Minimal Copilot CLI Setup

A minimal Copilot CLI setup for engineers coming from Claude Code. Same CLAUDE.md, sparse tooling, autopilot by default with sudo and rm denied.

Keep using the same CLAUDE.md

Copilot CLI reads CLAUDE.md out of the box. Same project file, same repo root, same conventions. Do not rewrite it, do not fork it, do not maintain two.

Keep MCP, plugins and skills to a minimum

Before you add anything, check what the session is already loading:

/env

That prints the active model, the MCP servers, the skills, the plugins and the tool surface for the current session. You will usually find Copilot has loaded more than you expected and less than you remembered configuring. Read it before you add anything.

The rule: layer in tooling when a task demands it, not before. If you have not opened a Linear ticket in two weeks, the Linear MCP server should not be loaded - it is sitting in the tool list burning context on every turn and giving the planner more shapes to consider.
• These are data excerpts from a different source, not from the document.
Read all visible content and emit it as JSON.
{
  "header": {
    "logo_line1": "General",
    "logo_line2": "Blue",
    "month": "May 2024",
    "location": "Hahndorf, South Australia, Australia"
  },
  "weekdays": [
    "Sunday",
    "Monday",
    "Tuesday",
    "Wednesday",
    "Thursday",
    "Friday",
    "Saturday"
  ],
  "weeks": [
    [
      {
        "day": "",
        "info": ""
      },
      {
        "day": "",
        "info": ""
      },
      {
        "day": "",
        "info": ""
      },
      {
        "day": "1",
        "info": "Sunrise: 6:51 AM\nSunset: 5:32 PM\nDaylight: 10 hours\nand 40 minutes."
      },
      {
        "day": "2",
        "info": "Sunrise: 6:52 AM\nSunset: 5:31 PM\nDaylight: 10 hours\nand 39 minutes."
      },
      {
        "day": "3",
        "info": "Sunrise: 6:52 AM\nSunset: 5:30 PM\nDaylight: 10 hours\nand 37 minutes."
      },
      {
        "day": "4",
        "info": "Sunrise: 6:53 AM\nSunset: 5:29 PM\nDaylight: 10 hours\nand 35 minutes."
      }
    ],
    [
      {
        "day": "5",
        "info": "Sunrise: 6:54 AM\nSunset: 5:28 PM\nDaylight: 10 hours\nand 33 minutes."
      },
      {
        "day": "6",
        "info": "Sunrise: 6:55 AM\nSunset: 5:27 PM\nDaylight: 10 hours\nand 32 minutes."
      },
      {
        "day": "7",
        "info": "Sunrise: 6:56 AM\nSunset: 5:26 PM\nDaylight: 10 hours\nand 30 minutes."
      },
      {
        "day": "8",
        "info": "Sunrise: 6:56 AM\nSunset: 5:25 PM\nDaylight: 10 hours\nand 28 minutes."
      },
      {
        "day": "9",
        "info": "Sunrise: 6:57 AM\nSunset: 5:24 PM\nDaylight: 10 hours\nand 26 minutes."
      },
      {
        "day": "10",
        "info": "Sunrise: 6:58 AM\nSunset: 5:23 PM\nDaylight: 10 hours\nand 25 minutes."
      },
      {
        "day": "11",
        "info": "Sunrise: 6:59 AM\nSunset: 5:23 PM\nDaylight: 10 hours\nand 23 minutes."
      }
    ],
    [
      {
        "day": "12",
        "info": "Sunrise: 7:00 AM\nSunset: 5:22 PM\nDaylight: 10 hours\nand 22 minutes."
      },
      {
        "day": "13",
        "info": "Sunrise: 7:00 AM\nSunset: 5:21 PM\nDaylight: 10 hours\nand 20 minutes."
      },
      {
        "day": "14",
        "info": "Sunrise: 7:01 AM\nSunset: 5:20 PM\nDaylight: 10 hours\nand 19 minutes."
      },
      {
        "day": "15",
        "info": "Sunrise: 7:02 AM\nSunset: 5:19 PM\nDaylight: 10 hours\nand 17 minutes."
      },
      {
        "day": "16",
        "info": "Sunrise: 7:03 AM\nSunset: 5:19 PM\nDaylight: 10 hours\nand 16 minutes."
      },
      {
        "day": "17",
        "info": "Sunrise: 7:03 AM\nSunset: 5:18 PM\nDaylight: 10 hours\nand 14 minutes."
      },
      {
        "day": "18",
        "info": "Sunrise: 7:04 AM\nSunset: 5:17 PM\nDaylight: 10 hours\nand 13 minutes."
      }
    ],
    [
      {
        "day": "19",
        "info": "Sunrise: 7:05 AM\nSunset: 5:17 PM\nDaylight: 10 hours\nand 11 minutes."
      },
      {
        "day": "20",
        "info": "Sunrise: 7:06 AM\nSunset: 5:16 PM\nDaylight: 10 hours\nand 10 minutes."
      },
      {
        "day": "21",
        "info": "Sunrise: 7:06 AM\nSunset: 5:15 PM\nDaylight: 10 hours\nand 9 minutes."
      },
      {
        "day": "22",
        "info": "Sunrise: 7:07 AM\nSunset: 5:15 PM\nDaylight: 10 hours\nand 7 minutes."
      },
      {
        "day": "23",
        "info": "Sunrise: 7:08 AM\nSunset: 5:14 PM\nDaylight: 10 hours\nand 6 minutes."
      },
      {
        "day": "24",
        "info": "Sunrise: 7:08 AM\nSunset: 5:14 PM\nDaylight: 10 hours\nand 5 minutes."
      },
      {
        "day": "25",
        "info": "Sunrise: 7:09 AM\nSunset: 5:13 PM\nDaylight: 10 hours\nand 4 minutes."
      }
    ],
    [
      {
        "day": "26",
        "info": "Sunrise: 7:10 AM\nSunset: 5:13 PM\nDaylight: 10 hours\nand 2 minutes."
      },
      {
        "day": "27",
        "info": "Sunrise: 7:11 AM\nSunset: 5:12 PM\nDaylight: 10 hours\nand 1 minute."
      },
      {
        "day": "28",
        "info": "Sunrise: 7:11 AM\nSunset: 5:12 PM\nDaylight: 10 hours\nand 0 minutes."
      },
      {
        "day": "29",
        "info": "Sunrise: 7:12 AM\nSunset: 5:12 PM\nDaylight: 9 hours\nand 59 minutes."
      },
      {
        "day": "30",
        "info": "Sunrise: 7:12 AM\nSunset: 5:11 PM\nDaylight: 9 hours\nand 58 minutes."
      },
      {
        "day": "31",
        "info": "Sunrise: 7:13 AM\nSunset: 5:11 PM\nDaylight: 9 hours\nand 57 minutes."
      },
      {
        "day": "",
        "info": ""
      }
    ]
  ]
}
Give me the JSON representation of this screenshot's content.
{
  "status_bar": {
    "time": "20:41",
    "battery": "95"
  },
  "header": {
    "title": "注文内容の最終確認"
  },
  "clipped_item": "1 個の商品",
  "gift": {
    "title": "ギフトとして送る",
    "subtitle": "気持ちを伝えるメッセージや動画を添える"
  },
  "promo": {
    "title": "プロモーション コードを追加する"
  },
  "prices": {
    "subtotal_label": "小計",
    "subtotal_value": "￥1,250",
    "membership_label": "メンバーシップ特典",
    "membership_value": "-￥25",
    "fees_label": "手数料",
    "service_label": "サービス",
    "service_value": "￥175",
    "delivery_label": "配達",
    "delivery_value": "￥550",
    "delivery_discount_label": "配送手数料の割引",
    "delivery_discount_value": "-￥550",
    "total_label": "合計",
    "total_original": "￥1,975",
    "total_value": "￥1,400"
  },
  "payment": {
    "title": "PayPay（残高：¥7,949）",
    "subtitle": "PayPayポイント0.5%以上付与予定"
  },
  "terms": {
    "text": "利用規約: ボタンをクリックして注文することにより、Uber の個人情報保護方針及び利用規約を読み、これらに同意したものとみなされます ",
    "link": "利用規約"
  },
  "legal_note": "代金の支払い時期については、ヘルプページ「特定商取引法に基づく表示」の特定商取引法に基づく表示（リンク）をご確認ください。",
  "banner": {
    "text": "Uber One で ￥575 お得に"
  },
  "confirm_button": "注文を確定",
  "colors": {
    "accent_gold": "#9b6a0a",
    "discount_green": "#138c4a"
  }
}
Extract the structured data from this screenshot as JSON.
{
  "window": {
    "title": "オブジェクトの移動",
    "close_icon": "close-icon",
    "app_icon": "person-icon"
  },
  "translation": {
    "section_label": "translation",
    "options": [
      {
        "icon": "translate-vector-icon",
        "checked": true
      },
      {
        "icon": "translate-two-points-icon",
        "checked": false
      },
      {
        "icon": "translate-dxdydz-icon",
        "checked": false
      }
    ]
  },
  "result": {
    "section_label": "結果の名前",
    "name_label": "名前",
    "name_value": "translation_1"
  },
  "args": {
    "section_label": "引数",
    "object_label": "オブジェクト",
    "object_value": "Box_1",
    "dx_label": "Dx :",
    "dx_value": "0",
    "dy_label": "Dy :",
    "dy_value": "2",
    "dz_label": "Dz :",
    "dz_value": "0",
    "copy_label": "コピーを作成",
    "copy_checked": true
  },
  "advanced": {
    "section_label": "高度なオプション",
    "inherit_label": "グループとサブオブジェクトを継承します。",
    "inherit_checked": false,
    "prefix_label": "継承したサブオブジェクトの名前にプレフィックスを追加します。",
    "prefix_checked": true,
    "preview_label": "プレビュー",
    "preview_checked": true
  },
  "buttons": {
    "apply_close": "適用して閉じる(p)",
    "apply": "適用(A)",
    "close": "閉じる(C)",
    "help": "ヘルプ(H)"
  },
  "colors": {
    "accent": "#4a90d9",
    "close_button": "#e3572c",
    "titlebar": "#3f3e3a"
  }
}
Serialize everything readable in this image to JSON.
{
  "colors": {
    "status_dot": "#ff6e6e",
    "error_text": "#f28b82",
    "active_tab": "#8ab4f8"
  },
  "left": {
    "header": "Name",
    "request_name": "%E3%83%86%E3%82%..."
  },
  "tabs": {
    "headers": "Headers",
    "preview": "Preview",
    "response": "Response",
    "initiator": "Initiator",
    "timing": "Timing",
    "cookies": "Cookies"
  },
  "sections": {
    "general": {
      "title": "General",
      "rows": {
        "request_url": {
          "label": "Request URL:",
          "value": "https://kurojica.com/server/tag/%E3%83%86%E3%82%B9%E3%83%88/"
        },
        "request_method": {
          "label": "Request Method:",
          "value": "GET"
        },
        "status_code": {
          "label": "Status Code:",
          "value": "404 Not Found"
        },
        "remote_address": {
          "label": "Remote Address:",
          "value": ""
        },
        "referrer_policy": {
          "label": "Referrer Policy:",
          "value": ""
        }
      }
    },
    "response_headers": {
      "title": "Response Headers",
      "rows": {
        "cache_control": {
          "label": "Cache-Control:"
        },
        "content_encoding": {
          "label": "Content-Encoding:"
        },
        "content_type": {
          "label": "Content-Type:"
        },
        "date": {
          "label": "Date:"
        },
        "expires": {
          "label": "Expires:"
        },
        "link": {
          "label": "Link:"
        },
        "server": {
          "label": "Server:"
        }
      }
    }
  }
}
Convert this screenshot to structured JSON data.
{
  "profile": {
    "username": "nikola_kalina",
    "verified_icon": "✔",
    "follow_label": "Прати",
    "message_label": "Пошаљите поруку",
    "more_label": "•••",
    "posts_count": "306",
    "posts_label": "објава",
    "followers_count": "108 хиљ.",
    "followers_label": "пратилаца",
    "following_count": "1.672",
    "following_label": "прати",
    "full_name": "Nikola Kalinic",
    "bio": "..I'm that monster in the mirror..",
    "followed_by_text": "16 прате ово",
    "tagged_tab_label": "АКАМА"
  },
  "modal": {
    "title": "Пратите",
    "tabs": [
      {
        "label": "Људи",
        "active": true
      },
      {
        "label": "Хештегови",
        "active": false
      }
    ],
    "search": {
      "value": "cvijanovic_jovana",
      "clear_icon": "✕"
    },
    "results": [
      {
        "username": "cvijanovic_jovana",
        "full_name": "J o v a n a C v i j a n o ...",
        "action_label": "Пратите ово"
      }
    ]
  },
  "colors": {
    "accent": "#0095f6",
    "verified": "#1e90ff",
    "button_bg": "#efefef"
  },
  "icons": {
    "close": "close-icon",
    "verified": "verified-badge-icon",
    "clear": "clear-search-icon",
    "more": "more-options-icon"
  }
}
Every MCP server, every skill, every plugin is a tax on every turn whether you use it or not.

The good default is: built-in tools only, no MCP, no skills, no plugins. Add the first MCP server the day you actually need it. Remove it the week after the task is done.

Tune the status line to what you actually look at

The status line is the strip at the bottom of the session. Configure it:

/statusline

You get a checklist of nine fields. The default is close to right. I turn off the two that are noise for me:

  • quota - off. I am on a paid plan with headroom. A remaining-usage number I never act on is a number not worth a glance.
  • username - off. One account, one machine. The login is not information.

Everything else stays on: directory, branch, effort, context-used, agent, changes and custom. The two I look at every session are context-used (tells me when to /compact) and changes (added/removed line counts - a constant reminder of the size of the diff the agent is building while you are not looking).

Copilot CLI status line showing working directory, git branch with +17 -1 line counts, autopilot agent, Claude Opus 4.7 model on medium effort with 13% context used

Default to autopilot, lock down the destructive commands

Copilot CLI's autopilot is its equivalent of Claude Code's auto mode - the agent runs without prompting on each action, with a classifier soft-denying the irreversible ones. It is the right default for the same reasons auto mode is the right default in Claude Code: most actions are reversible, the prompt-on-everything model wastes attention and the classifier is good enough to catch the things that matter.

But I want a hard human stop on the two commands that no classifier should be trusted with: anything that wants root and anything that recursively deletes. So I wrap the binary in a zsh alias that boots Copilot in autopilot with an explicit deny list:

alias co="copilot --autopilot --allow-all --deny-tool 'shell(rm)' --deny-tool 'shell(sudo)'"

Make assumptions work for you

Copilot's autopilot is more eager than Claude Code's auto mode. Where Claude Code will often pause and ask "I am about to make a design decision here - should this be unlimited or capped?", Copilot will pick one, tell you it picked one and keep going.

It surfaces these as "assumptions" in the final summary. Useful - except by the time you read the summary, the assumption is already in the diff. If you do not like it, you are reverting code rather than answering a question.

The fix is not to turn autopilot off. The fix is to be explicit about your stop points up front. At the start of the task, in the same message that scopes the work, name the decisions you want the agent to bring back to you:

Before you start: do not pick the database, do not decide the auth strategy, do not invent any rate limit numbers. Ask me on all three. Everything else is yours.

With those constraints in place, the eagerness becomes a feature. The agent rips through the unambiguous work, stops at the named decisions and the summary only contains assumptions on things you genuinely wanted to delegate.

Without those constraints, expect to read the assumptions list at the end and find at least one you would have answered differently.

Summary

  • Same CLAUDE.md, no fork.
  • /env first, MCP and skills only when a task demands them.
  • /statusline: keep context-used and changes, drop quota and username.
  • co alias: autopilot on, sudo and rm denied.
  • Name your stop points up front - autopilot will not guess them for you.